On Monday, Matt Damon will celebrate his 41st birthday. The Cambridge-born actor has come a long way since sobbing ON Robin Williams’ shoulder in Good Will Hunting, playing everything from a creepy identity thief to a South African rugby player to one of the best actions stars of the past 15 years.
In celebration of his 42nd birthday, we’ve narrowed down all of Damon’s performances to the 10 best.
In his first big lead role following Good Will Hunting, Damon plays a poker pro who swears off gambling after losing his savings in an all-or-nothing game with the seedy Teddy KGB, played by John Malkovich. He’s roped back to the tables when his duplicitous boyhood friend, played by Edward Norton, gets out of jail and has to pay off some lingering gambling debts, but is short of cash.
Aside from Good Will Hunting, Damon’s only other Oscar nomination was for his role in Invictus. He played a South African rugby star, whom Nelson Mandela (Morgan Freeman) asks to win the World Cup in an effort to boost national morale. Bonus points to Damon for pulling off the tricky South African accent.
Throughout his career, Damon has always had a certain kind of street cred that most mega-stars lack. His role in Dogma is one of the main reasons why. Damon and longtime friend and Good Will Hunting collaborator Ben Affleck played a pair of downcast angels scheming to get back into heaven in this rampantly funny satire of organized religion.
Damon teamed back up with Ocean’s director Steven Soderberg for 2009’s The Informant!. The film showed promise, but ended up developing too slowly for most people’s taste. Nevertheless, it saw Damon in one of his more adventurous roles, playing Mark Whitacre, a chubby, detail-obsessed food-processing employee who blows the whistle on his company’s price-fixing. Based on a true story, Whitacre suffers from bipolar disorder, which only complicates matters when the FBI hooks him up with a wire to gather more information in regard to his company’s indiscretions.
With The Bourne Identity, Damon came out of nowhere and established himself as perhaps the most capable action star in Hollywood. We’re even pretty sure the cold, calculating Jason Bourne could have done a number on any incarnation of Bond, and Damon’s steely performance is the reason why.
2006’s The Departed was a perfect storm of excellence: Scorcese, Nicholson in his last great role, Alec Baldwin at his funniest, Mark Walhberg was Mark Wahlberg and Leo Dicaprio and Matt Damon absolutely killed as an illegitimate gangster and an illegitimate cop, respectively, who were unknowingly trying to out each other. We don’t often get to see Damon in such a villainous role as this.
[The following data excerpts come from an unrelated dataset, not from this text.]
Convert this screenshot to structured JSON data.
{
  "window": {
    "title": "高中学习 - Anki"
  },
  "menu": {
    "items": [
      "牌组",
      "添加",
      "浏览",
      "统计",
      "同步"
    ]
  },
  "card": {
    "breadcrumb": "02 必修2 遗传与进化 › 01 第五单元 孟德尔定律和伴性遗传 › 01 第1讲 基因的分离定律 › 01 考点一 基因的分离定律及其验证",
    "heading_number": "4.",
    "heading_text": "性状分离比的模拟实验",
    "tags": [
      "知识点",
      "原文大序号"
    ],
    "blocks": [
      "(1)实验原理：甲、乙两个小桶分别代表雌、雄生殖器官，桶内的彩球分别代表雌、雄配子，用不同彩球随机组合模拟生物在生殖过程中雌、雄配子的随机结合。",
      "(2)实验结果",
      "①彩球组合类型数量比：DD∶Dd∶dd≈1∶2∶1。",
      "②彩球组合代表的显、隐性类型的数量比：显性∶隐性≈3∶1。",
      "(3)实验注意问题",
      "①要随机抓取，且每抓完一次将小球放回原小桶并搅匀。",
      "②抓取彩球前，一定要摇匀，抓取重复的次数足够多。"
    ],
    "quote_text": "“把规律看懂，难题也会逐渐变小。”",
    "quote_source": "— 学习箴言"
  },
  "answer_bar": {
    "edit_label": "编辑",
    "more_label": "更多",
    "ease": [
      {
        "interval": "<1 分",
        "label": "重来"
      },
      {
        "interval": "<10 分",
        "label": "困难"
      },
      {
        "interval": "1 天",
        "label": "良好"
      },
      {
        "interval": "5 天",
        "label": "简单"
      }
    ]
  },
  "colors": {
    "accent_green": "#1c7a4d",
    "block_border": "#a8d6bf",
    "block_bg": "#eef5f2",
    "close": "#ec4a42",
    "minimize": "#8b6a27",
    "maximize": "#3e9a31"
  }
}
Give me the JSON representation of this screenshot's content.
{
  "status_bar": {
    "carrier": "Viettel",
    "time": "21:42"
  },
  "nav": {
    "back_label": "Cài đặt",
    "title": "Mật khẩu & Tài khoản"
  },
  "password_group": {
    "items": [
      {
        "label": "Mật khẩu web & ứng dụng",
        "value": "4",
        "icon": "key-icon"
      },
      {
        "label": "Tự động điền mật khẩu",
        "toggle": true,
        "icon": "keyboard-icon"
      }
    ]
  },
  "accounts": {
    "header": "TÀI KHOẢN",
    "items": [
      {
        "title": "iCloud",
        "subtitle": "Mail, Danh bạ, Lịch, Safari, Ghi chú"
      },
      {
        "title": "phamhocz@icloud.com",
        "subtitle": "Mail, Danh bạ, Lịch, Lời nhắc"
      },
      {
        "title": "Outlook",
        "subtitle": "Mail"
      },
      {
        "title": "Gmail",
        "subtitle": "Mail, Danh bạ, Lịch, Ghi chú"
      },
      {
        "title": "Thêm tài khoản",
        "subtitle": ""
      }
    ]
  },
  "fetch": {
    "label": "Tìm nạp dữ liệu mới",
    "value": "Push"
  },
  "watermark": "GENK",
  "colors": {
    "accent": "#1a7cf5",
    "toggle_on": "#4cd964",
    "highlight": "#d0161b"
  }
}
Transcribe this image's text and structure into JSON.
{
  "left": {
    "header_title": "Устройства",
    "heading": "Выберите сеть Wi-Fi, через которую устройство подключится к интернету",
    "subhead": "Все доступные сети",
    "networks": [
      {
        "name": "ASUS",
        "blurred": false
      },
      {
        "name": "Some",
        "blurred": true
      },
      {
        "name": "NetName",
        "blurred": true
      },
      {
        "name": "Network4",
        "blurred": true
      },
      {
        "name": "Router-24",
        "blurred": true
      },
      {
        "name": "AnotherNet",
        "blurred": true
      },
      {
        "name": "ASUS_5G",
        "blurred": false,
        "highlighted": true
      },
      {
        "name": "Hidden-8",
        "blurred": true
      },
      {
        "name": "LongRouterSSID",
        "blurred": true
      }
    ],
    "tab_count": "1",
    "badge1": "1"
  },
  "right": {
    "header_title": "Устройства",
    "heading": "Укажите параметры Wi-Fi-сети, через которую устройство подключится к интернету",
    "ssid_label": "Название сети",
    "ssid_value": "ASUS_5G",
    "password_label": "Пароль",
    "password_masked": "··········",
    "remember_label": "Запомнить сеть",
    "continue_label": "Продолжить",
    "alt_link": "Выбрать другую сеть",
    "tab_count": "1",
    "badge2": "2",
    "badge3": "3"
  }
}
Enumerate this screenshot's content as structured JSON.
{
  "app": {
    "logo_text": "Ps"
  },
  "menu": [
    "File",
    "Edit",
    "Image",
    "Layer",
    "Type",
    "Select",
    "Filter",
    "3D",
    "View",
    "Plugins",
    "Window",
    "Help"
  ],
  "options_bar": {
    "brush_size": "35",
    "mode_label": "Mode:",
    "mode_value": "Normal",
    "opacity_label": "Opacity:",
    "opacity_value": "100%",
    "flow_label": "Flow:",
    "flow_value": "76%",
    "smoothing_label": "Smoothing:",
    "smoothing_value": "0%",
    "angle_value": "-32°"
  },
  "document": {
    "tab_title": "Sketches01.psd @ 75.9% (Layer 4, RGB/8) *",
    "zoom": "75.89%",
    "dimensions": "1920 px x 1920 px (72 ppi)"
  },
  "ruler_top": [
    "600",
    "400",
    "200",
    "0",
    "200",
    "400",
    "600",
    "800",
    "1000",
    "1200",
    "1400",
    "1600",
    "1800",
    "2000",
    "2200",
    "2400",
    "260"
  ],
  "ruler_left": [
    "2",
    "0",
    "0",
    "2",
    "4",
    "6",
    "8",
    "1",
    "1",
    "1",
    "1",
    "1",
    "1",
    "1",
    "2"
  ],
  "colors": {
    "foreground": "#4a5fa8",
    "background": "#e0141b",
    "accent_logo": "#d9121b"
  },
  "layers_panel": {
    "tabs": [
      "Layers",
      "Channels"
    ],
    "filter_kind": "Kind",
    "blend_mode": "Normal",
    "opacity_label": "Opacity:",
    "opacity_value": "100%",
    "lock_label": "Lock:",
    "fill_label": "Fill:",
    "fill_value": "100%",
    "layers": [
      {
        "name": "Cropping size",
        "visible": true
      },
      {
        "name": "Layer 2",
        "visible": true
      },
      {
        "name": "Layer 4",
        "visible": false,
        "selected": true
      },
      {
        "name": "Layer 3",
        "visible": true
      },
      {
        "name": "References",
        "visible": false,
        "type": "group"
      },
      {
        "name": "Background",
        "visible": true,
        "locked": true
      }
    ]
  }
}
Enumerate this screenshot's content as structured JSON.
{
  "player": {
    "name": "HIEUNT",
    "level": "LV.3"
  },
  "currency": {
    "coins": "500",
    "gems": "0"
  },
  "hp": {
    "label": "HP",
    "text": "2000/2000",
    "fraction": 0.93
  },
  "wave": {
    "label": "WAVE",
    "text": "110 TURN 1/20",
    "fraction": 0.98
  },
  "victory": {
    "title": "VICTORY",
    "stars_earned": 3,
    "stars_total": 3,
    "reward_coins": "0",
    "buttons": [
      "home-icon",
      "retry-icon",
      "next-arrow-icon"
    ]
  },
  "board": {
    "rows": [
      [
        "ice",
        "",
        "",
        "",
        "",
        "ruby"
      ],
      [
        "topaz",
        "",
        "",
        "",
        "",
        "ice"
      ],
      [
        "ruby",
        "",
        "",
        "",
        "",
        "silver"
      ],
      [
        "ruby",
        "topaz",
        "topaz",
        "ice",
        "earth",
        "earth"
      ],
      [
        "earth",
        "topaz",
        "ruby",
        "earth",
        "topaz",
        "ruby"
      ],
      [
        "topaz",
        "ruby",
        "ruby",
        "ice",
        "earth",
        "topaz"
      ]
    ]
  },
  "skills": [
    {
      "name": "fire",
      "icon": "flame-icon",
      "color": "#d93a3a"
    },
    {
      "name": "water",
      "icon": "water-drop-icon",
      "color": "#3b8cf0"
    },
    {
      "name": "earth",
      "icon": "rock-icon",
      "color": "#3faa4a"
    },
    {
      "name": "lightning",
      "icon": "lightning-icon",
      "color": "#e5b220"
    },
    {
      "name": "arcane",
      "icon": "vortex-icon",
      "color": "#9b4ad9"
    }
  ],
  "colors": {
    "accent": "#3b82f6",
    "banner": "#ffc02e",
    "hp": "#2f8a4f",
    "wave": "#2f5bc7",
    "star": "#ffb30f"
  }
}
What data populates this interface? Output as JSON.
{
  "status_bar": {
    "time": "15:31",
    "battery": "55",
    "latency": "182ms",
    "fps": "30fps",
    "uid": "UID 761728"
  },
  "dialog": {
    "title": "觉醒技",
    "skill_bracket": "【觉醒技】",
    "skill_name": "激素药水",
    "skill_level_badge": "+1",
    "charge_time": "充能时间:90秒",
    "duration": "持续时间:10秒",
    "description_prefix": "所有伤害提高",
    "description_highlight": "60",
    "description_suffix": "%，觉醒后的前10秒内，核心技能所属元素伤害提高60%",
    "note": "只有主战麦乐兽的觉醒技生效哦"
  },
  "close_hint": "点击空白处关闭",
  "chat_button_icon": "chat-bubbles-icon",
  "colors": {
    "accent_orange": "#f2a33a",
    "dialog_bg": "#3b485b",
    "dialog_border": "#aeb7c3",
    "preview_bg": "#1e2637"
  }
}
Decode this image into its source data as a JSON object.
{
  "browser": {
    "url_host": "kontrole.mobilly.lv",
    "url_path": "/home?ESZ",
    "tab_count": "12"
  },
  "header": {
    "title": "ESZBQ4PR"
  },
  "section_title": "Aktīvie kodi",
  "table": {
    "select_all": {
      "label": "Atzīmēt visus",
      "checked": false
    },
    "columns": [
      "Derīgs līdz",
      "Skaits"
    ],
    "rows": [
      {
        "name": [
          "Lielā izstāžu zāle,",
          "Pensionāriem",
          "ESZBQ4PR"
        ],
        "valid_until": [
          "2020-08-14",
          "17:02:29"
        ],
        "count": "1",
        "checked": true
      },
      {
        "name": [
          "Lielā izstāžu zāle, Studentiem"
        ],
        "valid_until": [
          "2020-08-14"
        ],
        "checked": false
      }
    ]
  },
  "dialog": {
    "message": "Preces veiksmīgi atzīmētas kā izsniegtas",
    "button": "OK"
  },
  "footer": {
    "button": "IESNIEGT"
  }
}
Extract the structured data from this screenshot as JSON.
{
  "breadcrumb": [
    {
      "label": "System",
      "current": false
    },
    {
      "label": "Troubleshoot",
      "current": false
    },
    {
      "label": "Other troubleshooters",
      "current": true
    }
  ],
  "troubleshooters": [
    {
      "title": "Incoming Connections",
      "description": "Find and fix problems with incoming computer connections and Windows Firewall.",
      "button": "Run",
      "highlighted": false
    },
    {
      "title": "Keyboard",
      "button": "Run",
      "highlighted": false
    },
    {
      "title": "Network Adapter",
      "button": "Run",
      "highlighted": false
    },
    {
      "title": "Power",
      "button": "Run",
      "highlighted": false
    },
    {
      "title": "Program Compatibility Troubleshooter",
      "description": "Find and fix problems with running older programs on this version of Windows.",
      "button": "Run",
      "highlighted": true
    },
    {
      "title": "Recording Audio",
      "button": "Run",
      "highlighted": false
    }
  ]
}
Damon plays an alpha-badass in the Bourne Trilogy, but in the Ocean’s trilogy he’s a self-conscious master thief constantly seeking the approval of George Clooney’s and Brad Pitt’s characters, who serve as older brother figures to the often bumbling Damon. He’s also the group’s de facto role player, most notably as a Nevada Gaming Commission agent trying to calm down an irate Bernic Mac.
The underrated True Grit was one of the most well-acted films of 2011, with signature performances from Jeff Bridges, a 14-year-old Hailee Steinfeld and Damon, who plays a Texas Ranger who becomes Bridges’ unlikely sidekick in their hunt to track down the man who killed Steinfeld’s father. Speaking with a thick Southern drawl, LeBoeuf is a self-assured fast talker who’s quick to scoff at Bridges drunkenness and questionable methods. LeBoeuf also loses his tongue along the way, a hindrance that Damon accounted for by wrapping a hair tie around his tongue as he acted.
1999’s The Talented Mr. Ripley saw Damon in one of his most disturbing and cerebral roles, playing a con-artist who kills and assumes the identity Jude Law’s character of Dickie, whom Damon was hired to bring home from Italy. The Talented Mr. Ripley was the first role to show just how versatile Damon’s acting chops were. He combines jealousy, deception, fraudulence, rage and downright creepiness into one of his more stirring performances.
The role that launched Damon’s career was also his best, earning him an Academy Award nomination for Best Actor. Damon played a rough-around-the-edges orphan genius with a photographic memory, whose brilliance is discovered while working as a janitor at M.I.T. Simultaneously wrestling with the pressure to put his talents to good use and the need to open himself up emotionally to his girlfriend, Skylar (Minnie Driver), this is the most authentic of Damon’s performances. And who can forget…”How do you like THEM apples?!”